Companies, banks and mutual funds are competing against each other to obtain a good share of funds worth Rs. 50,000 which are to be invested across various asset classes. The funds have been generated as a result of high interest rate bank fixed deposits.
In the wake of global meltdown last year, many risk-averse investors had parked large sums of money in term deposits. In order to attract more customers, the banks had started offering interest rates in the range of 10-11 percent. Now, a year later, the banks have again cut down the rates by around 500 basis points from peak levels reached in October 2008.
Vikaas Sachdeva, head-business development, Bharati Axa Investment said, "We're already beginning to see opportunistic investors shifting their investments from banks to mutual funds and other asset classes." He added that while conventional investors would stick to bank FDs, smarter investors would consider investment avenues like short-income funds, treasury advantage funds, fixed maturity plans and also monthly income plans for higher income.
The prevailing bank deposit rates would yield in the range of 5.2-7 percent pre-tax.
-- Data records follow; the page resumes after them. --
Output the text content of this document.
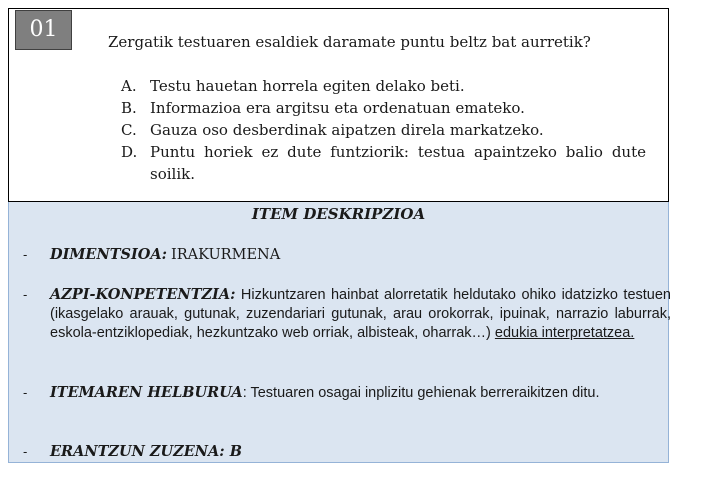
01	Zergatik testuaren esaldiek daramate puntu beltz bat aurretik?
A. Testu hauetan horrela egiten delako beti.
B. Informazioa era argitsu eta ordenatuan emateko.
C. Gauza oso desberdinak aipatzen direla markatzeko.
D. Puntu horiek ez dute funtziorik: testua apaintzeko balio dute soilik.
ITEM DESKRIPZIOA
-	DIMENTSIOA: IRAKURMENA
-	AZPI-KONPETENTZIA: Hizkuntzaren hainbat alorretatik heldutako ohiko idatzizko testuen (ikasgelako arauak, gutunak, zuzendariari gutunak, arau orokorrak, ipuinak, narrazio laburrak, eskola-entziklopediak, hezkuntzako web orriak, albisteak, oharrak…) edukia interpretatzea.
-	ITEMAREN HELBURUA: Testuaren osagai inplizitu gehienak berreraikitzen ditu.
-	ERANTZUN ZUZENA: B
If the interest rates rise, mutual fund investors would look at short term debt options to invest their money. Money market funds current pre tax rate of interest is 4.5-5.5 percent while that of fixed income funds is 8-10 percent.
Alok Singh, head-fixed income, Fortis Investment Management said, "Investments will not be skewed to any particular asset class this time around. Money will be scattered across assets, with a decent chunk flowing in to fixed income mutual funds and smaller portions in to equities and other asset classes."
Due to market volatility, wealth management experts do not expect a large share of money to flow into stocks and equity schemes of mutual funds.